Treatment Options Offer Hope
We now have well-established, effective treatments for ROCD. First-line treatment is cognitive behavioral therapy (CBT) consisting of exposure and response prevention (ERP) and cognitive therapy.
ERP involves gradually confronting triggers of obsessions without performing compulsions. Feared situations are approached gradually and consistently. For example, an individual afraid of seeing attractive people could start by looking at less-threatening images and work their way up to real-life exposure. The goal is to demonstrate anxiety naturally peaks and fades without performing compulsions.

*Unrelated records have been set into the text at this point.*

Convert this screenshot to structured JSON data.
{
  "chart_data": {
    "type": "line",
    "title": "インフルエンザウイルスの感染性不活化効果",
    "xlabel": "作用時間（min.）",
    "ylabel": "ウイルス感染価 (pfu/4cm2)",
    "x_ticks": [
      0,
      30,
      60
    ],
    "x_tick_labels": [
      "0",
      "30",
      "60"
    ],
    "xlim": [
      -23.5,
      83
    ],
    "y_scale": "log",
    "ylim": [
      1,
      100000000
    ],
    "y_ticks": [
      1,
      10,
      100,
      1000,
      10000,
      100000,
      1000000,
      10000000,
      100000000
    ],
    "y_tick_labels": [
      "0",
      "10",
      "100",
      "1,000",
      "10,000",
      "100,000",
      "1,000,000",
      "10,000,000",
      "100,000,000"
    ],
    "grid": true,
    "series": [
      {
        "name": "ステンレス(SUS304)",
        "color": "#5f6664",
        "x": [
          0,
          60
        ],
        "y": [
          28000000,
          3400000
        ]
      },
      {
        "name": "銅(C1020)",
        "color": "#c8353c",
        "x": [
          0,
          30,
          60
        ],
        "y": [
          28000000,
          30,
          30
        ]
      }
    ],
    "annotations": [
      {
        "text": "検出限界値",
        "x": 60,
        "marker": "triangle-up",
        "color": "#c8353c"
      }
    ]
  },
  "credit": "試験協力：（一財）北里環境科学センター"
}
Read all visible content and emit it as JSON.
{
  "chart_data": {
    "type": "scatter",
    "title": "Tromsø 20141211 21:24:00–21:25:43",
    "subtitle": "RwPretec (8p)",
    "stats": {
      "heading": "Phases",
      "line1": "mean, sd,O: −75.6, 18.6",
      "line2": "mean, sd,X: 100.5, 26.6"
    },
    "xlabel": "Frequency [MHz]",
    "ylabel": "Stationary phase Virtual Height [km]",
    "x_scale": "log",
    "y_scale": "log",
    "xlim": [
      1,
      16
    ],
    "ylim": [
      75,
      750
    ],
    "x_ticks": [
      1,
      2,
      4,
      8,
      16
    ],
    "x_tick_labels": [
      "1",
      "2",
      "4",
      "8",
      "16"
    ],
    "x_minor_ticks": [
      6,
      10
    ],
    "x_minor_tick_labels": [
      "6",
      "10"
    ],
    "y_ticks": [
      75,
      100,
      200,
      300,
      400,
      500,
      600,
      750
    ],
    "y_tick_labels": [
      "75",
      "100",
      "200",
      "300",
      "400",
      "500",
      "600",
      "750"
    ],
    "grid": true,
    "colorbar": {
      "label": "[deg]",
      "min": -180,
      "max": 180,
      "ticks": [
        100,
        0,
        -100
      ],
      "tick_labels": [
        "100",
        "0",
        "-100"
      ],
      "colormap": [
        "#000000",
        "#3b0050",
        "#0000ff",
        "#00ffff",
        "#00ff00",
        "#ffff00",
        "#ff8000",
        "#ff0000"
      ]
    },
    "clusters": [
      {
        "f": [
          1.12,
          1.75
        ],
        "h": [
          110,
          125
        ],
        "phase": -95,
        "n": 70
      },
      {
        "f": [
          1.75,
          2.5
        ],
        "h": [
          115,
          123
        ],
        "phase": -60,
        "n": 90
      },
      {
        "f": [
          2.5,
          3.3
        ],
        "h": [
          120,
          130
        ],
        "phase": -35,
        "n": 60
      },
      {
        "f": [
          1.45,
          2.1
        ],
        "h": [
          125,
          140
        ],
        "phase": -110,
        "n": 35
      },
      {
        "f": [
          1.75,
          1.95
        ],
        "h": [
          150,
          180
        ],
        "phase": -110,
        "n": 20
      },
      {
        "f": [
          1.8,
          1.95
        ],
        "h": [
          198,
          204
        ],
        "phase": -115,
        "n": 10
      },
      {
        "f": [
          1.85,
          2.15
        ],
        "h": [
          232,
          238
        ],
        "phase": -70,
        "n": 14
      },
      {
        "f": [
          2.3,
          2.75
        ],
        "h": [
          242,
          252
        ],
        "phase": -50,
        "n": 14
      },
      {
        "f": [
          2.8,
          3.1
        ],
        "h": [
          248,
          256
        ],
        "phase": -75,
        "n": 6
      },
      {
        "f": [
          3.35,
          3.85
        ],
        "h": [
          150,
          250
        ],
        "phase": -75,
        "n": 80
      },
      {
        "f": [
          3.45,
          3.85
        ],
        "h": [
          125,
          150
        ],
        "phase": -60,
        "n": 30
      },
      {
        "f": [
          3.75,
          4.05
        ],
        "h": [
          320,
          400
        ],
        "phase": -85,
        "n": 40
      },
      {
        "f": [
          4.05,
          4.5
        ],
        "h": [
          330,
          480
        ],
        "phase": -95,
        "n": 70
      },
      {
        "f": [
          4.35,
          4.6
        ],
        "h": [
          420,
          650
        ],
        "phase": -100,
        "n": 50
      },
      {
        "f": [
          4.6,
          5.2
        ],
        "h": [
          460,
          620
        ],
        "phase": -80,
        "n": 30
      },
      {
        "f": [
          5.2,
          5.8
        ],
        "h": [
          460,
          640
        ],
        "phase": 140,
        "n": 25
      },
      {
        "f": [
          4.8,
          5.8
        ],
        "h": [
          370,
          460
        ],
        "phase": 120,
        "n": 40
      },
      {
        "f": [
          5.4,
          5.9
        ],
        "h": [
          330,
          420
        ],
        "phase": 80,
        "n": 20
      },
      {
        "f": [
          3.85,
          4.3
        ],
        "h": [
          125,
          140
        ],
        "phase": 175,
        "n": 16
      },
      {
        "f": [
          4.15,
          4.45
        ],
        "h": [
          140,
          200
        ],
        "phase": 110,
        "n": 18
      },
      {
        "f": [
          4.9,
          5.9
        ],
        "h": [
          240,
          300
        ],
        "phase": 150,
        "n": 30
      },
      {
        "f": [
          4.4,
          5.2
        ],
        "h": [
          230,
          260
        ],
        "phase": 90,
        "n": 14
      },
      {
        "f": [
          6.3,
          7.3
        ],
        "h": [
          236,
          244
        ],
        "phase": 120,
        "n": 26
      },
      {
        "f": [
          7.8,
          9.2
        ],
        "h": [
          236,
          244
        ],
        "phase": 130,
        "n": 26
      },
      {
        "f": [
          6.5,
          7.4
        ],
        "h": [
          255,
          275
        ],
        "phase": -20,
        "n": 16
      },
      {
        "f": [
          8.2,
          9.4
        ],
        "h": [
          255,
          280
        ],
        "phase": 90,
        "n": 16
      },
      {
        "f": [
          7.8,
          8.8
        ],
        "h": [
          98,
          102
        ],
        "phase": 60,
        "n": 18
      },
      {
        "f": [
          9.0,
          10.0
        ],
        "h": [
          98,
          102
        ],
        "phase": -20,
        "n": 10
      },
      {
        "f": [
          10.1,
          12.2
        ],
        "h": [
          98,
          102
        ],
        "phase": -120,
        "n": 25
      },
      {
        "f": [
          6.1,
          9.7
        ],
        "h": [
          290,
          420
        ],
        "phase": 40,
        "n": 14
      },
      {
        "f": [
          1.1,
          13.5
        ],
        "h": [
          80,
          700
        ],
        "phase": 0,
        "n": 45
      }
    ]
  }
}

Cognitive therapy addresses the dysfunctional beliefs, thought patterns and biases underlying ROCD such as:
Black-and-white thinking (e.g. a partner is either perfect or inadequate)
Overimportance of thoughts (e.g. intrusive doubts mean the relationship is doomed)
Intolerance of uncertainty
In therapy you will learn how such thoughts influence how you feel and your engagement with your relationship and use real-life behavioral experiments, to distance yourself and respond differently to such thoughts.
Medications like SSRIs can also be beneficial, especially alongside therapy. Mindfulness techniques help manage anxiety. Support groups validate and diminish the isolation.
There is Light Ahead
ROCD is a challenging condition. The road may be long and arduous. However, countless individuals with ROCD do achieve happiness, fulfilling relationships and a vastly improved quality of life. They reach a point where they can say “these are just thoughts” and continue on with their day.
While ROCD may always be lurking in the background for some, the volume can be turned down substantially. Remission is possible. I encourage anyone struggling with ROCD to start with getting an accurate diagnosis and then begin evidence-based treatment. Be compassionate with yourself. There are brighter days ahead.